LA GRANDE PESTE DE 1348 PAR JEAN DE VENETTE
LA GRANDE PESTE DE 1348
SELON JEAN DE VENETTE
« Cette année-là, 1348, au mois d’août, on vit au-dessus de Paris une étoile, dans la direction de l’Ouest, très grande et très claire, après l’heure de vêpres, et alors que le soleil n’était pas encore couché (…). La nuit venant, cette grosse étoile éclata en rayons qu’elle projeta sur Paris et vers l’Orient, avant de se désintégrer totalement (…). Il est possible que ce fût le présage de la pestilence qui allait venir, pestilence qui tôt après s’ensuivit, à Paris et par toute la France.
Cette année-là, à Paris et dans le royaume de France et non moins – dit-on – dans le reste du monde, et aussi l’année suivante, il y eut une si grande mortalité d’être humains des deux sexes, et davantage des jeunes que des vieux, qu’à peine les pouvait-on ensevelir. Ils n’étaient malades que deux ou trois jours, puis mouraient tout d’un coup, comme encore en bonne santé ; et tel qui aujourd’hui était en bonne santé était mort le lendemain, et porté en fosse. Il leur venait soudain des bosses sous les aisselles et à l’aine, dont l’apparition était l’annonce infaillible de la mort. Et cette pestilence ou maladie était appelée par les médecins épidémie.

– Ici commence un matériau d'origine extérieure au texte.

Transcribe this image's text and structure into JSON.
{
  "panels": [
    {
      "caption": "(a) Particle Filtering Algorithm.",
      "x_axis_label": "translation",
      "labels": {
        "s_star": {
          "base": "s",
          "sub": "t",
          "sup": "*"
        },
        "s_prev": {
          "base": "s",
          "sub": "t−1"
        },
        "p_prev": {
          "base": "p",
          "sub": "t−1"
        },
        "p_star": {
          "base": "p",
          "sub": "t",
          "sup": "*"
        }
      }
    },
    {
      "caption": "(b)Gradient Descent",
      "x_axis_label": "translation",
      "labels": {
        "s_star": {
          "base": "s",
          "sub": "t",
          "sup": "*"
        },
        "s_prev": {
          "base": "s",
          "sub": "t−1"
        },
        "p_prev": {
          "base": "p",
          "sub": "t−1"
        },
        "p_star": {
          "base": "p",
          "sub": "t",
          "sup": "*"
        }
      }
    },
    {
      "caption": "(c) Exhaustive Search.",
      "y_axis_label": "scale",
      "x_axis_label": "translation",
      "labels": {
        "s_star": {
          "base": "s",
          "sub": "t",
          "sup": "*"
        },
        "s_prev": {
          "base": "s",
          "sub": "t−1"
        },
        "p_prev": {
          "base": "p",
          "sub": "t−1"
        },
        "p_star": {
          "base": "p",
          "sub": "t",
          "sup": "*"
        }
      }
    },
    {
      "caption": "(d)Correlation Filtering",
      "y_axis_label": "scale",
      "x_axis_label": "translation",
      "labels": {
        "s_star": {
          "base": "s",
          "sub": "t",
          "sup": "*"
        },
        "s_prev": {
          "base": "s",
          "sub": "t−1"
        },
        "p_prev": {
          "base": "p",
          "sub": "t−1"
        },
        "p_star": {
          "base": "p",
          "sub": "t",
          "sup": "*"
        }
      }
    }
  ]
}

En ce temps-là, c’est-à-dire en l’an du Seigneur 1348 et 1349, il mourut tant de monde que, d’une pareille chose dans le passé, on n’avait ni entendu parler ni rien lu : cela ne s’était jamais vu. Et ladite mort et maladie venait par contacts et contagion, car l’homme en bonne santé qui visitait un malade n’échappait que de peu, et rarement, à la mort.
Aussi, dans beaucoup de localités, petites et grandes, les prêtres prenaient-ils peur et s’en allaient-ils, laissant l’administration des sacrements aux religieux, plus courageux. Et, très vite, de vingt hommes, il n’en restait pas deux vivants. A l’Hôtel-Dieu de Paris, la mortalité était telle que souvent plus de 500 morts étaient portés chaque jour au cimetière des saints innocents pour y être ensevelis (…).
Ladite mortalité, dit-on, commença chez les Infidèles, puis vint en Italie, puis à travers monts vint à Avignon où elle frappa quelques-uns des seigneurs cardinaux et leur enleva toute leur « famille ». Puis, par la Gascogne et l’Espagne, petit-à-petit, de village en village, de rue en rue, de maison à maison, de personne à personne, elle arriva en France, passa jusqu’en Allemagne, mais les toucha moins que nous (…). Notre Seigneur le pape Clément VI fit donner par les confesseurs aux mourants absolution de peines et châtiments ; ils en mouraient plus volontiers, laissant aux églises et aux religieux quantités d’héritages et biens temporels, car ils voyaient mourir avant eux leurs propres héritiers.
On disait que cette pestilence venait d’une infection de l’air et des eaux, car en ce temps il n’avait ni famine ni pénurie de vivres, au contraire. On en rendit responsables les Juifs qu’on accusa d’avoir infecté puits et cours d’eau, et d’avoir corrompu l’air. La cruauté du monde se déchaîna contre eux si bien qu’en Allemagne et ailleurs où vivaient les Juifs, ils furent massacrés et occis par les chrétiens et brûlés un peu partout, par milliers. Et admirez leur constance insensée ; quand on les brûlait, les mères juives, pour empêcher que leurs enfants ne fussent conduits au baptême, jetaient d’abord leurs enfants dans le bûcher, puis s’y précipitaient elles-mêmes, afin d’être brûlées avec leurs maris et leurs petits.
Elle eut aussi cette conséquence étonnante : bien qu’il y eut abondance de tout, les prix de toutes choses doublèrent, aussi bien pour les objets et ustensiles que pour les vivres, les marchandises et les salariés (mercenarii), cultivateurs et serfs, à l’exception de quelques héritages et maisons qui étaient désormais de trop. La charité commença alors à se refroidir beaucoup et l’injustice abonda, ainsi que l’ignorance et le péché ; car on ne trouvait presque plus personne qui sût ou voulût enseigner aux enfants les rudiments de la grammaire. »
Jean de Venette (continuateur de Guillaume de Nangis), Chronique, Société de l’histoire de France, Geraud éd., t. II, p. 210, traduction dans Jacques Dupâquier dir., Histoire de la population française, t. I, p. 317.